New model for snake venom evolution

Researchers have found genetic evidence that highly toxic venom proteins were evolutionarily ‘born’ from non-toxic genes, which have other ordinary jobs around the body, such as regulation of cellular functions or digestion of food. Technology that can map out the genes at work in a snake or lizard’s mouth has, in many cases, changed the way scientists define an animal as venomous. If oral glands show expression of some of the 20 gene families associated with “venom toxins,” that species gets the venomous label. Researchers found similar levels of these so-called toxic gene families in python oral glands and in tissue from the python brain, liver, stomach and several other organs.  Research on venom is widespread because of its obvious importance to treating and understanding snakebite, as well as the potential of venoms to be used as drugs, but till now everything was focused in the venom gland, where venom is produced before it is injected.
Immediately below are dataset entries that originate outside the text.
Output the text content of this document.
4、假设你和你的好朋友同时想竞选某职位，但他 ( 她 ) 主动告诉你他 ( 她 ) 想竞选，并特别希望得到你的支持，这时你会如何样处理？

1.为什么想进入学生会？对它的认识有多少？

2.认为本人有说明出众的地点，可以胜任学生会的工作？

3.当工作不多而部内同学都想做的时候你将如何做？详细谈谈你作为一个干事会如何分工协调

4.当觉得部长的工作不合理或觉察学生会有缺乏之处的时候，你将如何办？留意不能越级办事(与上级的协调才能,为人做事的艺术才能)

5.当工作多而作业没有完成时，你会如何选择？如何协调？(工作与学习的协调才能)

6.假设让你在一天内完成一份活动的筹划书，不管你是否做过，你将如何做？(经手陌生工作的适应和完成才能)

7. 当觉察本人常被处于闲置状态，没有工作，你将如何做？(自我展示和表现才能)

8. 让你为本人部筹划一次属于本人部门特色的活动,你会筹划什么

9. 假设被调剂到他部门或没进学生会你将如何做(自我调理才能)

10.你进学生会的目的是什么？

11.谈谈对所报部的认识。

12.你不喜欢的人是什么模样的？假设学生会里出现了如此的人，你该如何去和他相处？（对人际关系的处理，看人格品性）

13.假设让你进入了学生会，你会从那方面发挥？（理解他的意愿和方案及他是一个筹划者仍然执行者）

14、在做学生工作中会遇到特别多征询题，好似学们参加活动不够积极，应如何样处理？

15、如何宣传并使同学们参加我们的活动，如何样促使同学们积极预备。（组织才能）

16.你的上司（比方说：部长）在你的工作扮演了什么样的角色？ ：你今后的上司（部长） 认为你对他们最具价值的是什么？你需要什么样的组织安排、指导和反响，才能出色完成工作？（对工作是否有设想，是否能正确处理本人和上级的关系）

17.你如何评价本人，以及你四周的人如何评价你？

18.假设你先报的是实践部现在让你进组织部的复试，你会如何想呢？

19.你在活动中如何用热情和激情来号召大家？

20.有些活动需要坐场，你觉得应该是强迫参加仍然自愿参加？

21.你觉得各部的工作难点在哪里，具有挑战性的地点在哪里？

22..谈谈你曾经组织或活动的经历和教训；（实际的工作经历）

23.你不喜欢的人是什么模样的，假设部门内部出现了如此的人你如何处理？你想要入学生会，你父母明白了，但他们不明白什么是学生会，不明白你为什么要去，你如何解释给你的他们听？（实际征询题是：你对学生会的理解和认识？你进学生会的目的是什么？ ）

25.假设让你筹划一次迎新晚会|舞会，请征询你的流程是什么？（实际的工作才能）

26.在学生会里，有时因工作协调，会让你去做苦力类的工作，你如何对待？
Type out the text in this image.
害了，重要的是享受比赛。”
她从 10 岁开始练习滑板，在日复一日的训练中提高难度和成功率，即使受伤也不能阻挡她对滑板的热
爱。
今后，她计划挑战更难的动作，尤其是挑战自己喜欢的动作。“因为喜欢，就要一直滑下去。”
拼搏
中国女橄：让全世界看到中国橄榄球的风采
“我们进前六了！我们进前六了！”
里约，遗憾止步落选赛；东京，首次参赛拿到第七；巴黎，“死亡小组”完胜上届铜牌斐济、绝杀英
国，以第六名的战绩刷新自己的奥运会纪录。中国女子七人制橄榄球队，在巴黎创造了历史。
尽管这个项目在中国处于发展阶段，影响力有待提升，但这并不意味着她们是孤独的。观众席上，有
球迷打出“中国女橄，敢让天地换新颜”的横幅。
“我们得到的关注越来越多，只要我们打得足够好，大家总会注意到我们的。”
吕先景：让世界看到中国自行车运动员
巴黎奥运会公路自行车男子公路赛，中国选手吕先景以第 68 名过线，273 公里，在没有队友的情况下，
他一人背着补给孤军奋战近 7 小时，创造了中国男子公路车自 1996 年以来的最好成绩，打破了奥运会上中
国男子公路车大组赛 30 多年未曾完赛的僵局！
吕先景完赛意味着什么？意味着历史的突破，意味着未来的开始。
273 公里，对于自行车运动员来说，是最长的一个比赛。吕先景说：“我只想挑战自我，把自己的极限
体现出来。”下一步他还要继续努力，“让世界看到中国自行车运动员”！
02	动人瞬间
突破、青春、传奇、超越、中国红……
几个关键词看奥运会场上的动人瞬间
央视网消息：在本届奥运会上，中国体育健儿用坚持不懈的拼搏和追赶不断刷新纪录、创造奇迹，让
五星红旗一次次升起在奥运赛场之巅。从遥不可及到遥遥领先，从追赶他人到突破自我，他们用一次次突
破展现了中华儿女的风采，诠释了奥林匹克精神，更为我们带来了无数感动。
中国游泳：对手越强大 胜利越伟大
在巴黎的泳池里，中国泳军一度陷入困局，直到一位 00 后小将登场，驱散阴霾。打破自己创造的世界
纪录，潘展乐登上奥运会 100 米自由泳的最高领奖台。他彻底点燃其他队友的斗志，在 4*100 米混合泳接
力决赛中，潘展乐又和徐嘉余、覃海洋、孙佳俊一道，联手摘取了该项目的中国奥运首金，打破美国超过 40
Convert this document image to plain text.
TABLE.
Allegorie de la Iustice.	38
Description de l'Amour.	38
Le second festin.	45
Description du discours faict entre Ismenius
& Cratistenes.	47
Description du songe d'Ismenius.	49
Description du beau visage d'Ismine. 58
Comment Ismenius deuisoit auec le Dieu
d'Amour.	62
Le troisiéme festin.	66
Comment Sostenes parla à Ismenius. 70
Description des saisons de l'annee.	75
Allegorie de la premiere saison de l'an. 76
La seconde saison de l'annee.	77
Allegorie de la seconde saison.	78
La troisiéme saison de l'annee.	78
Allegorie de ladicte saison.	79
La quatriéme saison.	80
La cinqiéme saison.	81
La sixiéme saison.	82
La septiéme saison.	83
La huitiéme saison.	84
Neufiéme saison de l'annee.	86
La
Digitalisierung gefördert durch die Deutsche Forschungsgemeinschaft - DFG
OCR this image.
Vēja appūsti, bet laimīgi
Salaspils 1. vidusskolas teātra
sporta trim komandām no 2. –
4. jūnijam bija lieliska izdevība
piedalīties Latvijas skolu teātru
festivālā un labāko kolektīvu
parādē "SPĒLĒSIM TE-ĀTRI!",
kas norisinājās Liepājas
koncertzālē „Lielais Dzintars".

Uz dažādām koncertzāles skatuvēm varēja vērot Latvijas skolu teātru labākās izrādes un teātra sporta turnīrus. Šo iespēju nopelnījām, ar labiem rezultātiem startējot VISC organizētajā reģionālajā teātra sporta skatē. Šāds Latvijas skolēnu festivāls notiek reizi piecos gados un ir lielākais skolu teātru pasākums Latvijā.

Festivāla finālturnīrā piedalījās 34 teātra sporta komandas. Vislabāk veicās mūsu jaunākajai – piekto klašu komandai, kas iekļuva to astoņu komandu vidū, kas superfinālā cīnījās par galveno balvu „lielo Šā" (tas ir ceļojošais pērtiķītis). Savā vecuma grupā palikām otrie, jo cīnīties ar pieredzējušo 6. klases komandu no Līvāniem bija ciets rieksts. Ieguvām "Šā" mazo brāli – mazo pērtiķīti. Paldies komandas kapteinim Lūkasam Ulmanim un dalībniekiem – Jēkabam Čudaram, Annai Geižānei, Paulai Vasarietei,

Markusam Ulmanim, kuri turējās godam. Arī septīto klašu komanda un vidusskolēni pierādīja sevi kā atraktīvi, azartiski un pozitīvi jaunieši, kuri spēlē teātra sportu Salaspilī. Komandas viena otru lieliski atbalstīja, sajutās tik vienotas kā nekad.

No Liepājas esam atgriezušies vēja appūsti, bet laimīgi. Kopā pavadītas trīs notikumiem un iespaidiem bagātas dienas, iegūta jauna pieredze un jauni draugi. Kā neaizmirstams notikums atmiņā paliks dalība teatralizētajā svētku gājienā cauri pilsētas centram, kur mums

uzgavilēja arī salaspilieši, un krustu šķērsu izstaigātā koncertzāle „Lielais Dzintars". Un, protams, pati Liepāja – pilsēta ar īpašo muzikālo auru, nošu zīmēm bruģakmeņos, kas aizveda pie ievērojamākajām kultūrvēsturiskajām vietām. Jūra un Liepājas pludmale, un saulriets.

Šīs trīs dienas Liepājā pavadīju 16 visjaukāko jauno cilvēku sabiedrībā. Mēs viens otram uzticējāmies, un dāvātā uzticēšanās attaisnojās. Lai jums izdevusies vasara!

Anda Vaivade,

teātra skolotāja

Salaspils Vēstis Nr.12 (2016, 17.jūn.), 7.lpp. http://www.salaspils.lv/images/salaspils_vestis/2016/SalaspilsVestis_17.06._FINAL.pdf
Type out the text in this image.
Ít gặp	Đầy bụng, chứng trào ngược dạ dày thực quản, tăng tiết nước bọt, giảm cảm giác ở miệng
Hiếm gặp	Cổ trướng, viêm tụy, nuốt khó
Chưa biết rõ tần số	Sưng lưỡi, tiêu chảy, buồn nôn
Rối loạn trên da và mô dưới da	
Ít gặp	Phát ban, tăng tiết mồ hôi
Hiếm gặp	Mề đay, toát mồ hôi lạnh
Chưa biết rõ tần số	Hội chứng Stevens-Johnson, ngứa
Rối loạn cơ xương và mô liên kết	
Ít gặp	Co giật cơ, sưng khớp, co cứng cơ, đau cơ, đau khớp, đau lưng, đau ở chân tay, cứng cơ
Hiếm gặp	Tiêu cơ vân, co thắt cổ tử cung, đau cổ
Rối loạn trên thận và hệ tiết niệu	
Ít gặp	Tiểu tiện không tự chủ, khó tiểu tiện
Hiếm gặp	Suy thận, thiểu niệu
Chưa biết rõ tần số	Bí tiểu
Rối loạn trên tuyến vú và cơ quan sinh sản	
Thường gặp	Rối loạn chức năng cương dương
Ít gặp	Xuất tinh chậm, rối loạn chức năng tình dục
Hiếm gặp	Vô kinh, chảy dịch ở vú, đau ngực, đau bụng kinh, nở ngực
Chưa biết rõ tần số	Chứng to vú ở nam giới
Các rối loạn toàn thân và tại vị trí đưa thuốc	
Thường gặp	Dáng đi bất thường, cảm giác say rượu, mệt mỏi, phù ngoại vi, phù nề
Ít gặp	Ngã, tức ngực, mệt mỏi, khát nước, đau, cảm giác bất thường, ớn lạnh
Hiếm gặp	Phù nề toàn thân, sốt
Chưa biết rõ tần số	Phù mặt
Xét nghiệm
There was no examination of other parts of the snake’s body. This is the first study to have used the genome. These potentially venomous genes end up in the oral gland by default, because they are expressed in low but consistent ways throughout the body. Then, because of natural selection on this expression in the oral gland being beneficial, tissues in the mouth begin expressing those genes in higher levels than in other parts of the body. Finally, as the venom evolves to become more toxic, the expression of those genes in other organs is decreased to limit potentially harmful effects of secreting such toxins in other body tissues.